Astronauts Bid Final Farewell to Hubble
Astronauts release space telescope back into orbit.
May 19, 2009 -- Astronauts onboard the shuttle Atlantis said their last goodbyes to the Hubble Space Telescope this morning.
After five grueling spacewalks and extensive repairs, NASA astronauts released the telescope back into orbit. The 19-year-old Hubble Space Telescope will never again undergo a servicing mission in space.
"Not everything went as we planned but we found a way to work around it," Cmd. Scott Altman said after the shuttle released Hubble. "We did it together and now Hubble can continue on its own exploration of the cosmos and bring it home to us as we head for home in a few days."
Thanks to the astronauts' repairs, the telescope should be able to photograph the cosmos for another five or more years. NASA expects to launch the more advanced James Webb Space Telescope in 2014. When Hubble retires, this new telescope will pick up from where it left off.
"Congratulations on a great series of spacewalks," Dan Burbank, the spacecraft communicator, told the Atlantis crew.
Scientists Will Know Outcome of the Repair Mission in Three Months
After additional tests and preparations this week, the astronauts are scheduled to return on Friday.

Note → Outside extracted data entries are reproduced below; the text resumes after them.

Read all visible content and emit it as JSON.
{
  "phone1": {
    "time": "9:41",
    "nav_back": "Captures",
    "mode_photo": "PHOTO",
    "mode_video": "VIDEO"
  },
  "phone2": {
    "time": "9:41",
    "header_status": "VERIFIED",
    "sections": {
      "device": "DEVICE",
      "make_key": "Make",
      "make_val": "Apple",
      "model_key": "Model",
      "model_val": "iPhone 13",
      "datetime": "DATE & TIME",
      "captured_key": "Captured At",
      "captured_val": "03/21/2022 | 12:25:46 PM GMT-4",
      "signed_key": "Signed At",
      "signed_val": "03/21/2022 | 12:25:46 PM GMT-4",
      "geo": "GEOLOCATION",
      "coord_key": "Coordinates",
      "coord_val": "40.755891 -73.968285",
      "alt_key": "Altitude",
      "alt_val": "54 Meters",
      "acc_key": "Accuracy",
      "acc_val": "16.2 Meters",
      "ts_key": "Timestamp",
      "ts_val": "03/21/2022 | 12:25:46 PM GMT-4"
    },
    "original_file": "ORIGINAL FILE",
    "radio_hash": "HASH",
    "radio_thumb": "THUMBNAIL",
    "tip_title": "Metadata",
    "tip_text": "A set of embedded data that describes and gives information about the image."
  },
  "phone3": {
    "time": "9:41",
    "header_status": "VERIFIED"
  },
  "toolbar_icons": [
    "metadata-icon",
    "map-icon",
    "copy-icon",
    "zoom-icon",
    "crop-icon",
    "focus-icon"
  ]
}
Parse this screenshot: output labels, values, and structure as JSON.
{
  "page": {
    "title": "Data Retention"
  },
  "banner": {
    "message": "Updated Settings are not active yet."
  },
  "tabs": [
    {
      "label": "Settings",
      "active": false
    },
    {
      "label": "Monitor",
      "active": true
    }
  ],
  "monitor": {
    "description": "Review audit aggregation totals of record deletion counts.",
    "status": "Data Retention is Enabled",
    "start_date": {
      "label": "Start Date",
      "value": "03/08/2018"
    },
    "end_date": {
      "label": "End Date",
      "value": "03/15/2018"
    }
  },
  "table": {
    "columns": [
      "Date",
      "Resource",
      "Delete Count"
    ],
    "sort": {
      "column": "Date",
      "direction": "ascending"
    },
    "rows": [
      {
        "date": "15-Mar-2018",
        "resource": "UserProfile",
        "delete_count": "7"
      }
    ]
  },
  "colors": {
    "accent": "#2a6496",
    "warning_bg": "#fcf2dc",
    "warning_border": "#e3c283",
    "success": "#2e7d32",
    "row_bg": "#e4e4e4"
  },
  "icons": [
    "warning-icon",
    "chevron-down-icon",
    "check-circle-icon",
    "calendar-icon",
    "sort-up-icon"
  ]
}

It will be three months before scientists know how well all the new instruments work. The Goddard Space Flight Center in Maryland will unveil the new discoveries after Hubble's renovation Sept 7. In total, this Hubble mission cost more than $1 billion.

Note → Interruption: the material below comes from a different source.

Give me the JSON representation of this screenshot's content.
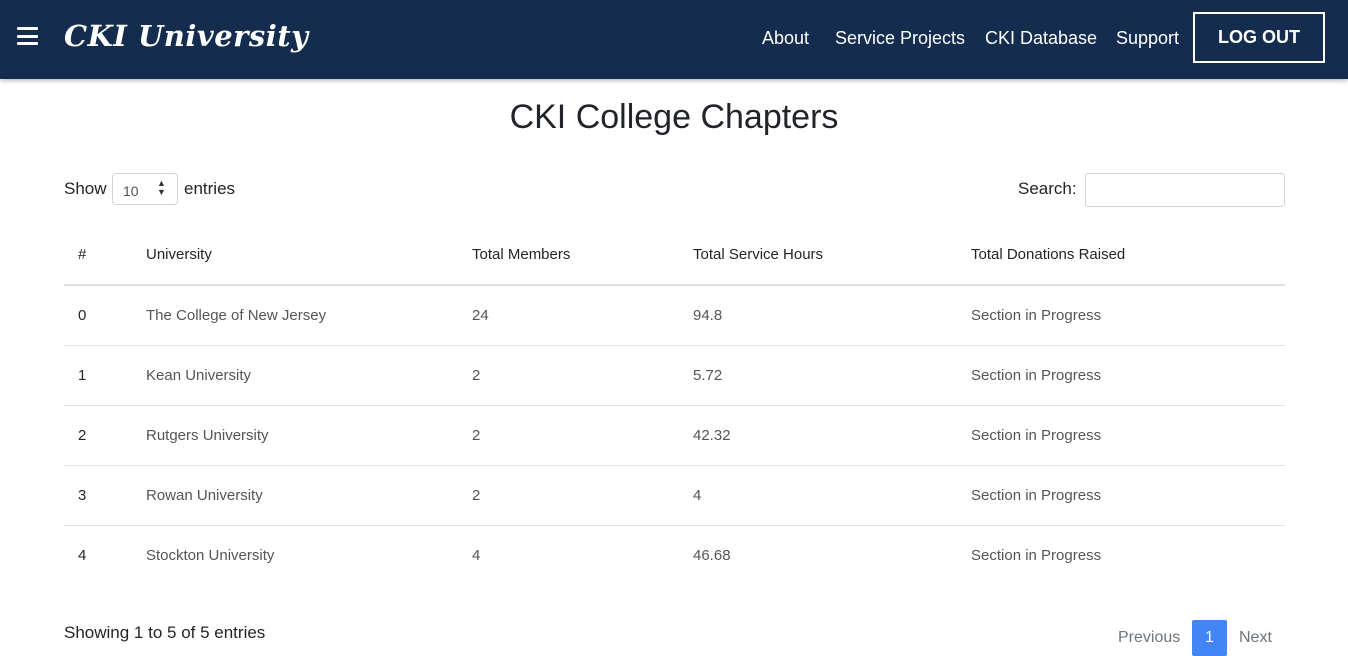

"We fought against tremendous odds to fly this mission, and we succeeded beyond our wildest dreams," chief Hubble scientist Dave Leckrone said after the spacewalk ended.
Astronauts John Grunsfeld and Drew Feustal started work an hour early Monday. During the spacewalk, the duo installed a new set of batteries, a Fine Guidance Sensor that helps aim the telescope and protective steel-foil sheets on the telescope's exterior.
Astronauts Spending Grueling Hours Repairing Hubble Space Telescope
Earlier in the mission, astronauts Mike Massimino and Mike Good were tasked with installing the steel New Outer Blanket Layer Sunday, but were unable to accomplish it because the spacewalk fell three hours behind.
The team was asked to fix a spectrograph that can, among other things, measure the chemical composition of distant objects in the cosmos. To accomplish this, Massimino had to remove more than 110 small screws which, with huge space gloves, proved to be a tedious, time-consuming task.
At one point, Houston sent Massimino back to the space shuttle's airlock to refill the oxygen in his backpack. In the end, the astronauts wrapped up what was scheduled as a 6½-hour spacewalk after eight hours.
Previous Spacewalk More Successful
Grunsfeld and Feustel whipped through what was supposed to be the toughest spacewalk of the mission Saturday to repair the Hubble Space Telescope with remarkable ease.
The two replaced an old instrument with the new Cosmic Origins Spectrograph, and then repaired a broken camera deep inside the telescope, removing blown circuit boards that were never meant to be taken off in orbit.